The tweets were apparently spurred by a report from NBC News that said Trump expressed a desire to increase the U.S. nuclear arsenal by tenfold.
“Fake [NBC News] made up a story that I wanted a ‘tenfold’ increase in our U.S. nuclear arsenal. Pure fiction, made up to demean. NBC = CNN!” Trump tweeted. “With all of the Fake News coming out of NBC and the Networks, at what point is it appropriate to challenge their License? Bad for country!”
NBC declined to comment.
Trump’s threat to challenge the broadcast licenses that NBC holds with the FCC for its owned-and-operated stations recalls President Richard Nixon’s similar threats against the Washington Post’s parent company at the height of the Watergate scandal in the 1970s. However, Nixon’s threats were made in private, not for public consumption on social media.

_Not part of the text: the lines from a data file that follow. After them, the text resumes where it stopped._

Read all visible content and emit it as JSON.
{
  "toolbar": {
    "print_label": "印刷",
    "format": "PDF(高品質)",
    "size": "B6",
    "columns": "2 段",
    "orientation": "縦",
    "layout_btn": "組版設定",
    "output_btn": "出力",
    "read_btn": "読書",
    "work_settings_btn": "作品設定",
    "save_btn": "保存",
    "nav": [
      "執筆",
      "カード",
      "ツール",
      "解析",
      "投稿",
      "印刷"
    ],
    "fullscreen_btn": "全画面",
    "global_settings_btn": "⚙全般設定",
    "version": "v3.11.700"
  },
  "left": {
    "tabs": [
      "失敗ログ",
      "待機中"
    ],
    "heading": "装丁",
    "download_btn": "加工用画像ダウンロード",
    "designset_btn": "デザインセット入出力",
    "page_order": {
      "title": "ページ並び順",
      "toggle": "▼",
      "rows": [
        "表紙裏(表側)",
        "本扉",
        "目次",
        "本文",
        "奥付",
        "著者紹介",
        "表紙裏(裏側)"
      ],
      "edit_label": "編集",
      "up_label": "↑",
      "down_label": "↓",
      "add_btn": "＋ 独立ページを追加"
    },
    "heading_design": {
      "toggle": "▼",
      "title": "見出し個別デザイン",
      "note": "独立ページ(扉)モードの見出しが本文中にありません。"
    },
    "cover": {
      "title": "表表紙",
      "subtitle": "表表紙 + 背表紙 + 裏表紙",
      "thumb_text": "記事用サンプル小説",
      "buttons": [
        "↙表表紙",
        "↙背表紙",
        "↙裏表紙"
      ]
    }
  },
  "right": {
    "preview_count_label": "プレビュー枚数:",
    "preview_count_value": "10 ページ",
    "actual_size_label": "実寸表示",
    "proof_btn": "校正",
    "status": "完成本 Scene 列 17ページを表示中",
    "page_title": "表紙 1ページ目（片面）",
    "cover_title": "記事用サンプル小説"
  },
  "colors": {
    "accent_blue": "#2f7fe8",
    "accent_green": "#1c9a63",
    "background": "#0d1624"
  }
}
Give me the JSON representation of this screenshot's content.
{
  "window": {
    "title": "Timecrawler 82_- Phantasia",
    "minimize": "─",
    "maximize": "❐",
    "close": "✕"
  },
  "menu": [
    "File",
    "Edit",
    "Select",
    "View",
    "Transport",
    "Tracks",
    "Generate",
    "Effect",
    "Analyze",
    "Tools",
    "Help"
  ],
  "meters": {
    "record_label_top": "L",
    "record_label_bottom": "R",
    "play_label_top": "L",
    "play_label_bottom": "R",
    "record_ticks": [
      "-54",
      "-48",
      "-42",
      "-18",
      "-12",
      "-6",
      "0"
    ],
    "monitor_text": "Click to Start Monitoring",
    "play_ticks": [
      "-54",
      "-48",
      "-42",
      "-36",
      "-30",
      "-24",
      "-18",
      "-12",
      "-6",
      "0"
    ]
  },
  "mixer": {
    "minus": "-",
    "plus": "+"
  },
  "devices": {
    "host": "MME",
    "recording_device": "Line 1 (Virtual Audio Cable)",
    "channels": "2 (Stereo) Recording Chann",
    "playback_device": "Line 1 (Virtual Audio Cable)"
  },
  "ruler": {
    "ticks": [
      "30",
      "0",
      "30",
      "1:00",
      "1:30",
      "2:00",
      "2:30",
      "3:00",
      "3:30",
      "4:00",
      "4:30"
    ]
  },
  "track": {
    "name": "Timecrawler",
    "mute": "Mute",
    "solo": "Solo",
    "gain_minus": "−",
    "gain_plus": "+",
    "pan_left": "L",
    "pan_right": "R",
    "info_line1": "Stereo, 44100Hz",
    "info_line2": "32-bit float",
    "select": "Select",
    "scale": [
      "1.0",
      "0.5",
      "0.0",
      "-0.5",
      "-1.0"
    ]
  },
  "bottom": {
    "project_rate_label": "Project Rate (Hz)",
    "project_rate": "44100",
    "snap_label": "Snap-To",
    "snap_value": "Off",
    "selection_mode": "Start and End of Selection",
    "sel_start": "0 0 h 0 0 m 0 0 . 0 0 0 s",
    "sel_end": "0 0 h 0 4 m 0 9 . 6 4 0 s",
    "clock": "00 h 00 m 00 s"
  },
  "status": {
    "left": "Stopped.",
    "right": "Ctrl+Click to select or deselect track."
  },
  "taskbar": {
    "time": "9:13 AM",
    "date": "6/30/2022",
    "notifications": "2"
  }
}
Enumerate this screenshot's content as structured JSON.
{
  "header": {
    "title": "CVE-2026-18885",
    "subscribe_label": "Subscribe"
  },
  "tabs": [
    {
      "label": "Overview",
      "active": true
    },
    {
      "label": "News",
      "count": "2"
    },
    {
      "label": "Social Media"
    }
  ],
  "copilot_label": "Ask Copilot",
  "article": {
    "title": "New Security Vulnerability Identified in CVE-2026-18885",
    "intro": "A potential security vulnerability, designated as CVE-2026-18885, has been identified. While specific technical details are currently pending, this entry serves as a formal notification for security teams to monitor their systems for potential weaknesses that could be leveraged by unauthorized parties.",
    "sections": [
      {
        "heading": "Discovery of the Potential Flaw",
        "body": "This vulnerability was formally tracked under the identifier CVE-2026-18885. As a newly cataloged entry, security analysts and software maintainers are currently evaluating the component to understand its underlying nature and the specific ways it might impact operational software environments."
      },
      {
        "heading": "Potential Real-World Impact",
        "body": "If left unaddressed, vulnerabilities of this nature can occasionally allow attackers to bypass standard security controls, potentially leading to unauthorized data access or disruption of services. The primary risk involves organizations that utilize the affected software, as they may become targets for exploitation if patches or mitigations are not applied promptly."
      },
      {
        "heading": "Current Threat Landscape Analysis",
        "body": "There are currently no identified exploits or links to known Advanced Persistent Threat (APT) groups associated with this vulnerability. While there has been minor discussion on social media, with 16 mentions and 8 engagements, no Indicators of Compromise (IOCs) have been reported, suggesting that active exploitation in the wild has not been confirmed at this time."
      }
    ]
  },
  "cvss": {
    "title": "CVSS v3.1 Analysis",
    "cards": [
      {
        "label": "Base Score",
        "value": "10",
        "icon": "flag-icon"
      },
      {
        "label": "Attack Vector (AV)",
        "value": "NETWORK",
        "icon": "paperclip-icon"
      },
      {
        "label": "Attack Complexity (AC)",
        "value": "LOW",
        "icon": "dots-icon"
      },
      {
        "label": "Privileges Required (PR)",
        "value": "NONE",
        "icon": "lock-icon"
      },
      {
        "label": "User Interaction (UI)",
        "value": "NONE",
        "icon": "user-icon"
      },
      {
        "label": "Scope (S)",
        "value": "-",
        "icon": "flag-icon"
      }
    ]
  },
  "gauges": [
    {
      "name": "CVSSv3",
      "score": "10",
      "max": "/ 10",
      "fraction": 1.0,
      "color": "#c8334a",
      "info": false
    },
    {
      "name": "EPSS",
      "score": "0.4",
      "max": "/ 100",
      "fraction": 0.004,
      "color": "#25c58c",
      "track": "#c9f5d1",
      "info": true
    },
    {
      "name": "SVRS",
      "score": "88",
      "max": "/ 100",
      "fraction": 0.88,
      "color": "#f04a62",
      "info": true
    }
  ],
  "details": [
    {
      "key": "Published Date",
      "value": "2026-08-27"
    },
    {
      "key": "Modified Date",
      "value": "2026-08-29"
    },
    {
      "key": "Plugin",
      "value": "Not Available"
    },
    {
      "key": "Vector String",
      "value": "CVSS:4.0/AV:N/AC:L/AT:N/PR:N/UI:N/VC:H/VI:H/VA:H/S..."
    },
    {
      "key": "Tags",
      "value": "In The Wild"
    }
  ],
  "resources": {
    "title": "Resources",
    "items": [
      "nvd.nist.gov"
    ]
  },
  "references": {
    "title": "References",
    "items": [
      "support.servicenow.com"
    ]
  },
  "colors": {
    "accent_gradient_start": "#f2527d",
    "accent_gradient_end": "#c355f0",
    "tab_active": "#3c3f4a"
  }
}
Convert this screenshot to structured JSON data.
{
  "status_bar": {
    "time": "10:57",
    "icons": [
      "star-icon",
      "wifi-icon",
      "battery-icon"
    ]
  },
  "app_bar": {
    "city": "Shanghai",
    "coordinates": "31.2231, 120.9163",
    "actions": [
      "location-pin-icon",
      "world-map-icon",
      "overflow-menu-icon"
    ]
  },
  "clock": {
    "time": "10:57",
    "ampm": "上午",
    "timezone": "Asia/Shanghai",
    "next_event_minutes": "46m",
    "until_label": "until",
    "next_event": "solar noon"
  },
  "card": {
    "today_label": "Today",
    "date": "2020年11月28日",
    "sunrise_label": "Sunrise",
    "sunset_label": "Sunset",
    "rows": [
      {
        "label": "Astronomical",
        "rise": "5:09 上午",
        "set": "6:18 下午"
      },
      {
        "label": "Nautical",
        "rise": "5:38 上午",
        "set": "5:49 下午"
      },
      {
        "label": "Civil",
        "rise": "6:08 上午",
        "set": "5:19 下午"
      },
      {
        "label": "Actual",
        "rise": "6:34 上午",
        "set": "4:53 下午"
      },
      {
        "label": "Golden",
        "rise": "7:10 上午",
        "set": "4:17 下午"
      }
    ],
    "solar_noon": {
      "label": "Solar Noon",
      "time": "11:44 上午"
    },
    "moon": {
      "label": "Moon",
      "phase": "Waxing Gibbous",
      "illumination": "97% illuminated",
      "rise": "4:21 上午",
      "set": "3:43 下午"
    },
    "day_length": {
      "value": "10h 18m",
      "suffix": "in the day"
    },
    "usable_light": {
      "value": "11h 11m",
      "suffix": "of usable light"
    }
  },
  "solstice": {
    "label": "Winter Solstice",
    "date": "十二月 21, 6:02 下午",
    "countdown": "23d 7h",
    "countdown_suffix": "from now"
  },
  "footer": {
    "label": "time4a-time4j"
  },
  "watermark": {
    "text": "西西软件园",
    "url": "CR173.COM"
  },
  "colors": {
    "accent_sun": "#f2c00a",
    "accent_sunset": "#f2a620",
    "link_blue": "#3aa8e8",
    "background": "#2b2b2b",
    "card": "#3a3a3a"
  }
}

In reality, a challenge to NBC’s broadcast licenses would be a lengthy process involving petitions at the FCC. But Trump’s statement predictably raised hackles in media circles as it raised the specter of government censorship of a news organization. The National Association of Broadcasters was quick to issue a statement after Trump’s tweet.
“The founders of our nation set as a cornerstone of our democracy the First Amendment, forever enshrining and protecting freedom of the press,” NAB president Gordon Smith said. “It is contrary to this fundamental right for any government official to threaten the revocation of an FCC license simply because of a disagreement with the reporting of a journalist.”